Configuring psql with .psqlrc

The .psqlrc file can be used to set defaults for new connections made with psql. It should be placed in your home directory (i.e. ~/.psqlrc) and most often contains \set and SET commands.

The difference between \set and SET commands is a bit subtle. A SET command sets a session variable inside of the PostgreSQL server, whereas a \set command sets configuration in the psql client itself.

Making the default transaction read-only

PostgreSQL executes all statements as transactions. If you don't start an explicit transaction for a statement, PostgreSQL automatically wraps the statement in a transaction. By default transactions are both readable and writable, which isn't necessarily desirable.
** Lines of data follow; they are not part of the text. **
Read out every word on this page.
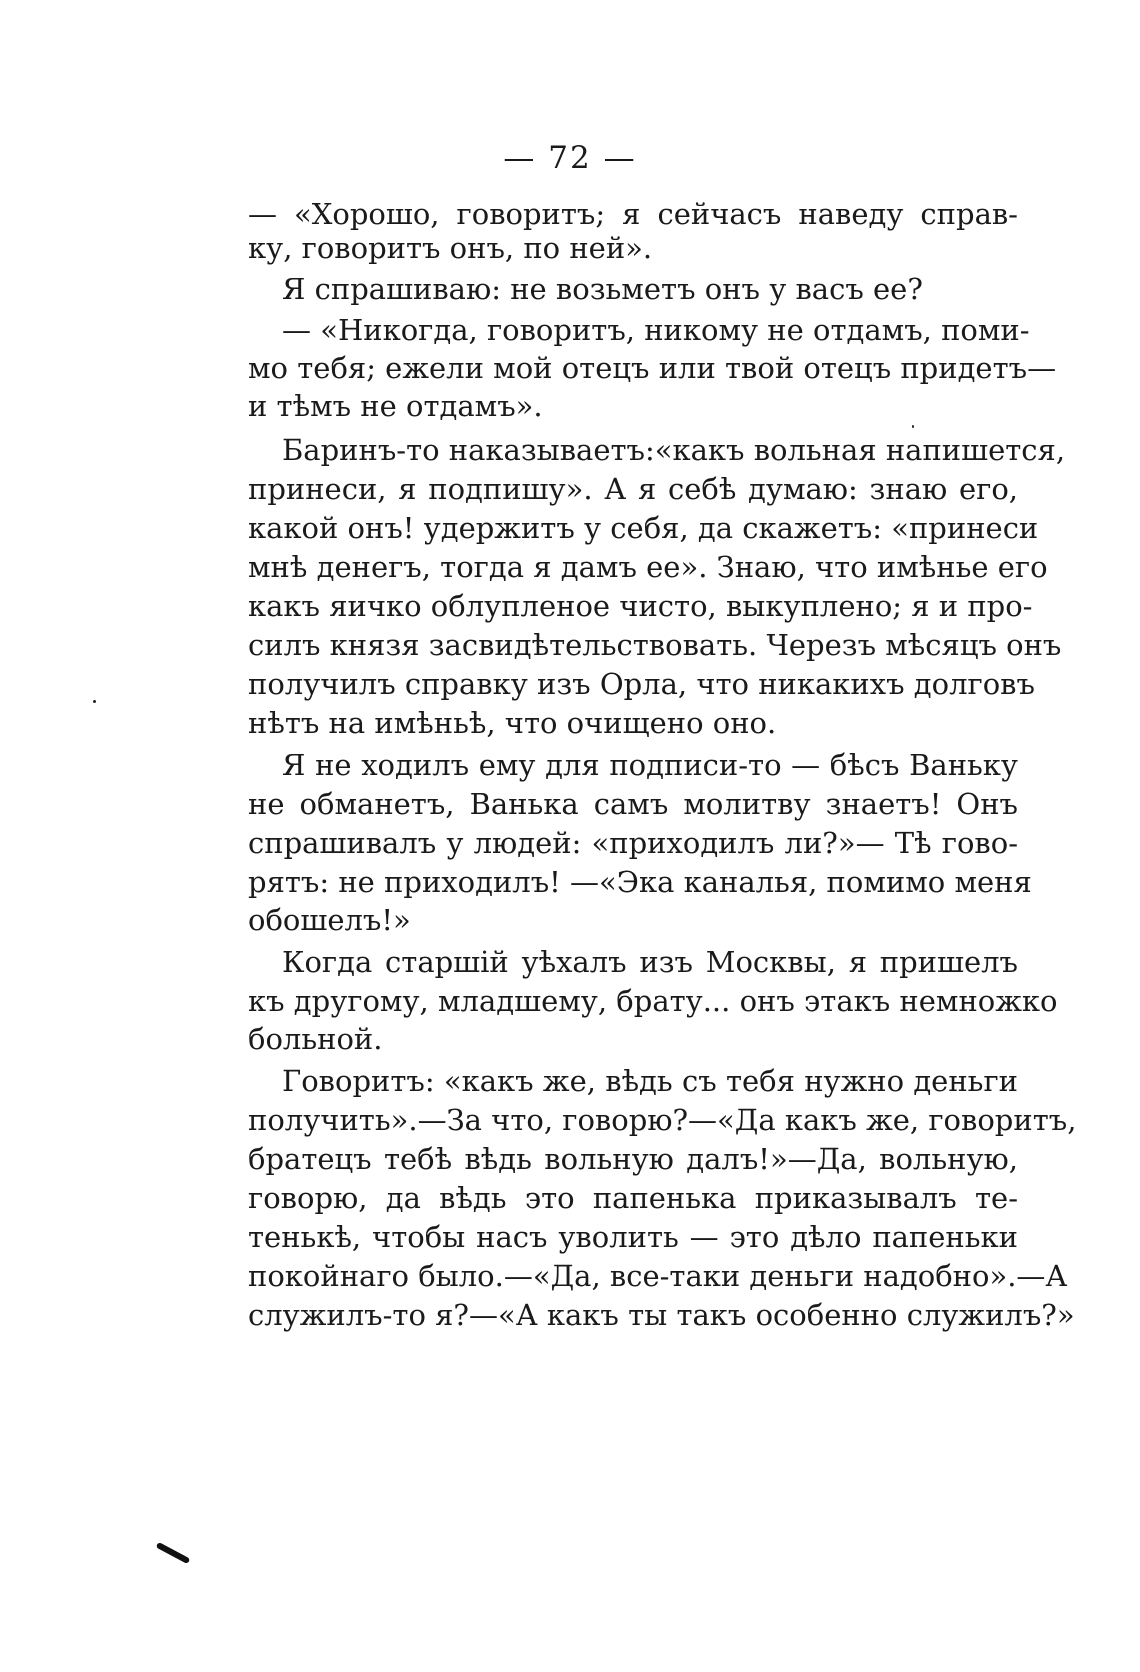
— 72 —
— «Хорошо, говоритъ; я сейчасъ наведу справ-
ку, говоритъ онъ, по ней».
Я спрашиваю: не возьметъ онъ у васъ ее?
— «Никогда, говоритъ, никому не отдамъ, поми-
мо тебя; ежели мой отецъ или твой отецъ придетъ—
и тѣмъ не отдамъ».
Баринъ-то наказываетъ:«какъ вольная напишется,
принеси, я подпишу». А я себѣ думаю: знаю его,
какой онъ! удержитъ у себя, да скажетъ: «принеси
мнѣ денегъ, тогда я дамъ ее». Знаю, что имѣнье его
какъ яичко облупленое чисто, выкуплено; я и про-
силъ князя засвидѣтельствовать. Черезъ мѣсяцъ онъ
получилъ справку изъ Орла, что никакихъ долговъ
нѣтъ на имѣньѣ, что очищено оно.
Я не ходилъ ему для подписи-то — бѣсъ Ваньку
не обманетъ, Ванька самъ молитву знаетъ! Онъ
спрашивалъ у людей: «приходилъ ли?»— Тѣ гово-
рятъ: не приходилъ! —«Эка каналья, помимо меня
обошелъ!»
Когда старшій уѣхалъ изъ Москвы, я пришелъ
къ другому, младшему, брату... онъ этакъ немножко
больной.
Говоритъ: «какъ же, вѣдь съ тебя нужно деньги
получить».—За что, говорю?—«Да какъ же, говоритъ,
братецъ тебѣ вѣдь вольную далъ!»—Да, вольную,
говорю, да вѣдь это папенька приказывалъ те-
тенькѣ, чтобы насъ уволить — это дѣло папеньки
покойнаго было.—«Да, все-таки деньги надобно».—А
служилъ-то я?—«А какъ ты такъ особенно служилъ?»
To make transactions read-only by default, you can set the following session variable inside of PostgreSQL.

SET default_transaction_read_only="on";

You can do this in any PostgreSQL session. It can also be configured on the database server, but here we assume it isn't. If you after having done that try to execute a statement that writes to the database, you'll get an error.

test_db=# CREATE TABLE test_table (id serial);
ERROR:  cannot execute CREATE TABLE in a read-only transaction

However, it's still possible to create an explicit transaction that's allowed to write, so it doesn't hinder you if you do need to write.
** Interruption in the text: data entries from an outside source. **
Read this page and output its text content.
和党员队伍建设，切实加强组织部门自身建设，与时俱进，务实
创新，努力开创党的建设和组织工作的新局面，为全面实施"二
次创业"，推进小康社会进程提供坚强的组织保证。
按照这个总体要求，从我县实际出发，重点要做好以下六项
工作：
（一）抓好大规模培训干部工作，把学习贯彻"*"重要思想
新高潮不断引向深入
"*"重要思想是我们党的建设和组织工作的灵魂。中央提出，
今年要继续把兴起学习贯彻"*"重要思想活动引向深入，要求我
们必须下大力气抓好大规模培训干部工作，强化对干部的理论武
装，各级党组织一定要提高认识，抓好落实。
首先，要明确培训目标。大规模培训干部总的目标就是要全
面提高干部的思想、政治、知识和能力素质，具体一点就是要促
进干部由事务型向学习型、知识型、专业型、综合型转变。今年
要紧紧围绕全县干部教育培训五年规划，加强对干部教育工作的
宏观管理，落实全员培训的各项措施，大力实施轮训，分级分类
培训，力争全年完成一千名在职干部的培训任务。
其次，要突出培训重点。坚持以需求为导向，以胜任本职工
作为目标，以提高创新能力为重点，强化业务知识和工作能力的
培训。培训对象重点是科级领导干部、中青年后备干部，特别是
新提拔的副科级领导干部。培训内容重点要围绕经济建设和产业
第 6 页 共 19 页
test_db=# BEGIN READ WRITE;
BEGIN
test_db=*# CREATE TABLE test_table (id serial);
CREATE TABLE
test_db=*# COMMIT;
COMMIT

To set this in .psqlrc, simply add the exact same line you'd use in an interactive session to ~/.psqlrc. When you connect to a database, any SET command in .psqlrc is automatically executed.
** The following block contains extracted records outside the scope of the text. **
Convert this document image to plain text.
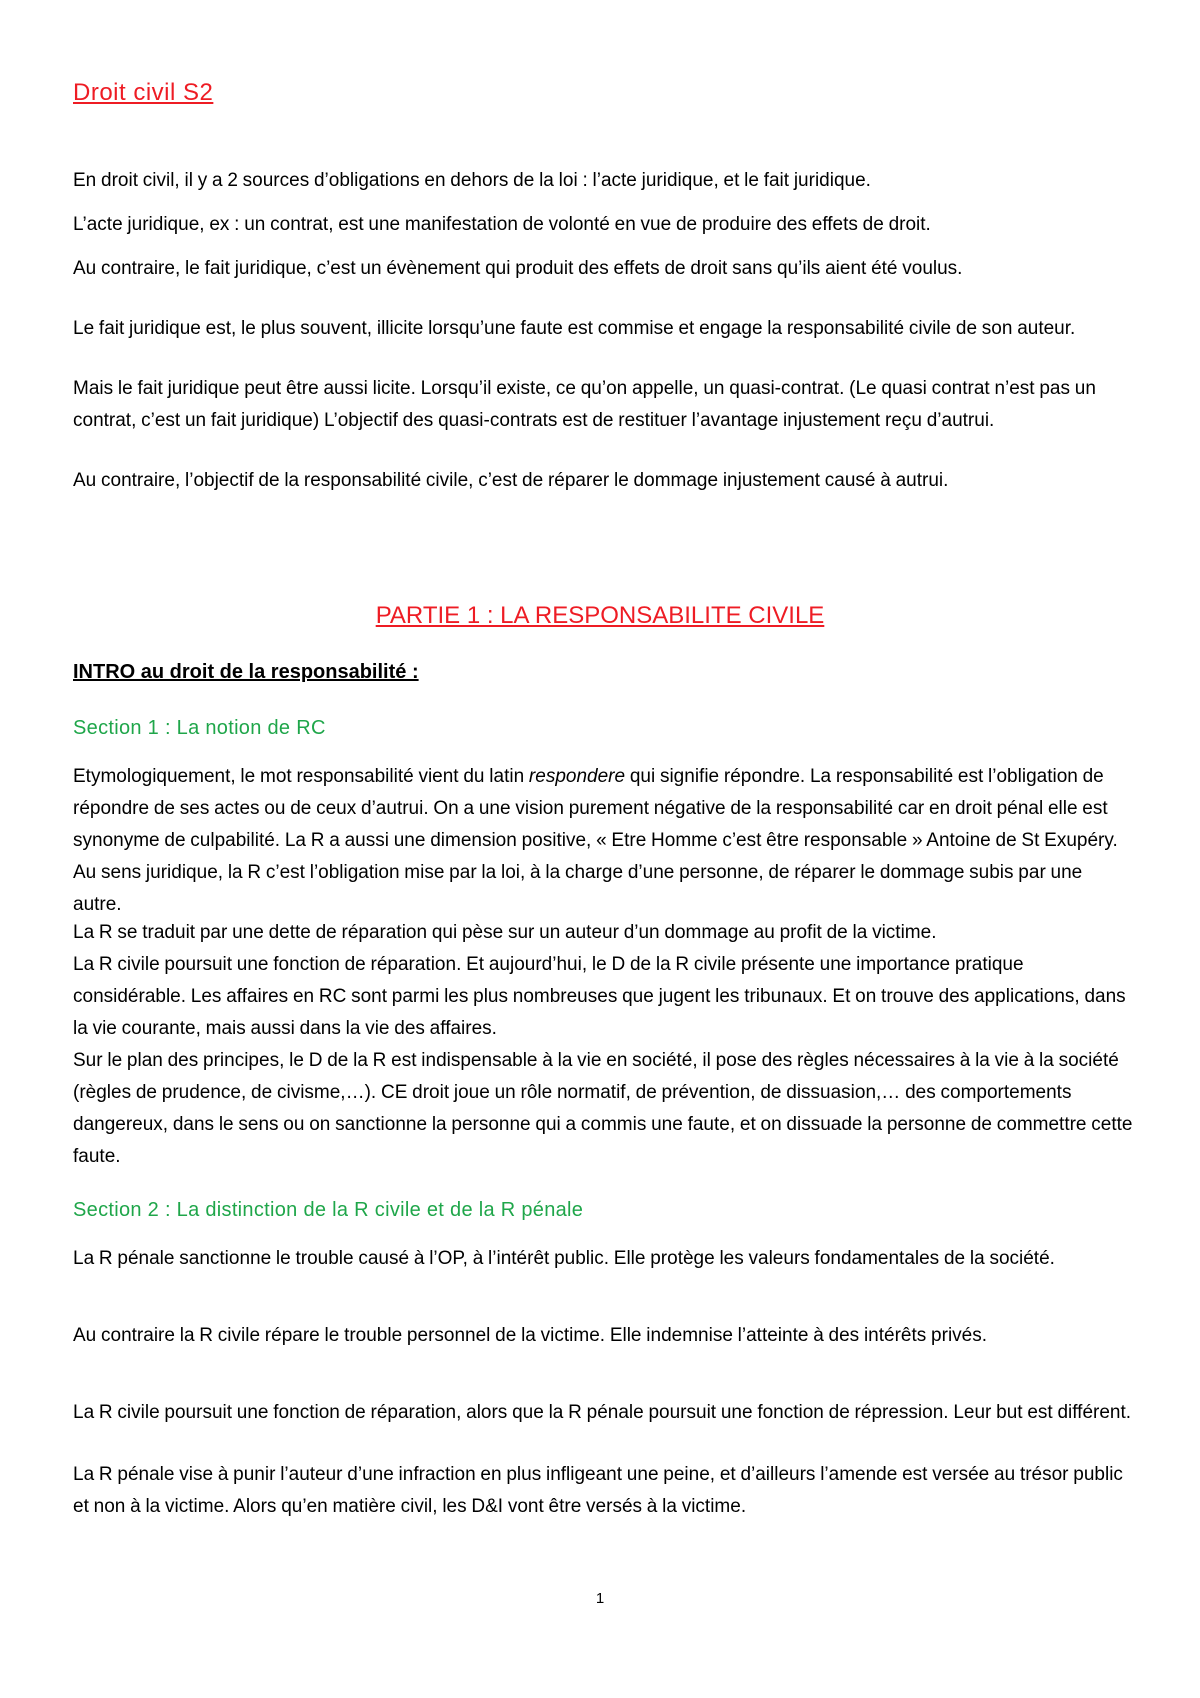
Droit civil S2

En droit civil, il y a 2 sources d’obligations en dehors de la loi : l’acte juridique, et le fait juridique.

L’acte juridique, ex : un contrat, est une manifestation de volonté en vue de produire des effets de droit.

Au contraire, le fait juridique, c’est un évènement qui produit des effets de droit sans qu’ils aient été voulus.

Le fait juridique est, le plus souvent, illicite lorsqu’une faute est commise et engage la responsabilité civile de son auteur.

Mais le fait juridique peut être aussi licite. Lorsqu’il existe, ce qu’on appelle, un quasi-contrat. (Le quasi contrat n’est pas un contrat, c’est un fait juridique) L’objectif des quasi-contrats est de restituer l’avantage injustement reçu d’autrui.

Au contraire, l’objectif de la responsabilité civile, c’est de réparer le dommage injustement causé à autrui.

PARTIE 1 : LA RESPONSABILITE CIVILE
INTRO au droit de la responsabilité :
Section 1 : La notion de RC

Etymologiquement, le mot responsabilité vient du latin respondere qui signifie répondre. La responsabilité est l’obligation de répondre de ses actes ou de ceux d’autrui. On a une vision purement négative de la responsabilité car en droit pénal elle est synonyme de culpabilité. La R a aussi une dimension positive, « Etre Homme c’est être responsable » Antoine de St Exupéry. Au sens juridique, la R c’est l’obligation mise par la loi, à la charge d’une personne, de réparer le dommage subis par une autre.

La R se traduit par une dette de réparation qui pèse sur un auteur d’un dommage au profit de la victime.

La R civile poursuit une fonction de réparation. Et aujourd’hui, le D de la R civile présente une importance pratique considérable. Les affaires en RC sont parmi les plus nombreuses que jugent les tribunaux. Et on trouve des applications, dans la vie courante, mais aussi dans la vie des affaires.

Sur le plan des principes, le D de la R est indispensable à la vie en société, il pose des règles nécessaires à la vie à la société (règles de prudence, de civisme,…). CE droit joue un rôle normatif, de prévention, de dissuasion,… des comportements dangereux, dans le sens ou on sanctionne la personne qui a commis une faute, et on dissuade la personne de commettre cette faute.

Section 2 : La distinction de la R civile et de la R pénale

La R pénale sanctionne le trouble causé à l’OP, à l’intérêt public. Elle protège les valeurs fondamentales de la société.

Au contraire la R civile répare le trouble personnel de la victime. Elle indemnise l’atteinte à des intérêts privés.

La R civile poursuit une fonction de réparation, alors que la R pénale poursuit une fonction de répression. Leur but est différent.

La R pénale vise à punir l’auteur d’une infraction en plus infligeant une peine, et d’ailleurs l’amende est versée au trésor public et non à la victime. Alors qu’en matière civil, les D&I vont être versés à la victime.

1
Pitfall: SET commands in .psqlrc are only executed when you first establish a connection to the database server. If you switch database after having connected with \c, the SET command is not executed again. Keep that in mind.

Disabling autocommit

psql automatically commits the implicit transaction created when you execute a statement outside of an explicit transaction. This can be altered such that psql implicitly creates a transaction without automatically committing it by setting the AUTOCIMMIT variable to off. This is a psql variable, so we use \set to set it.

\set AUTOCOMMIT false

To validate that it's working as expected, you should look for the * in the psql prompt.

test_db=# CREATE TABLE test_table (id serial);
CREATE TABLE
test_db=*# ROLLBACK; -- <=== * in the prompt signifies transaction
ROLLBACK

Combined with default_transaction_read_only, this automatically creates a read-only transaction that's not immediately committed, putting two layers of protection between you and an errenous write. Unlike setting default_transaction_read_only however, disabling AUTOCOMMIT persists even if you switch database with \c.

Summary

When connecting to any database that you for some reason don't want to accidentally write to, you should have guardrails. Many graphical PostgreSQL clients that I've seen my colleagues use have such guardrails by default in that an explicit commit must be issued by clicking a button. psql does not, so setting up some yourself is imperative.

With AUTOCOMMIT disabled and default_transaction_read_only set to on, you should however be about as safe as can be.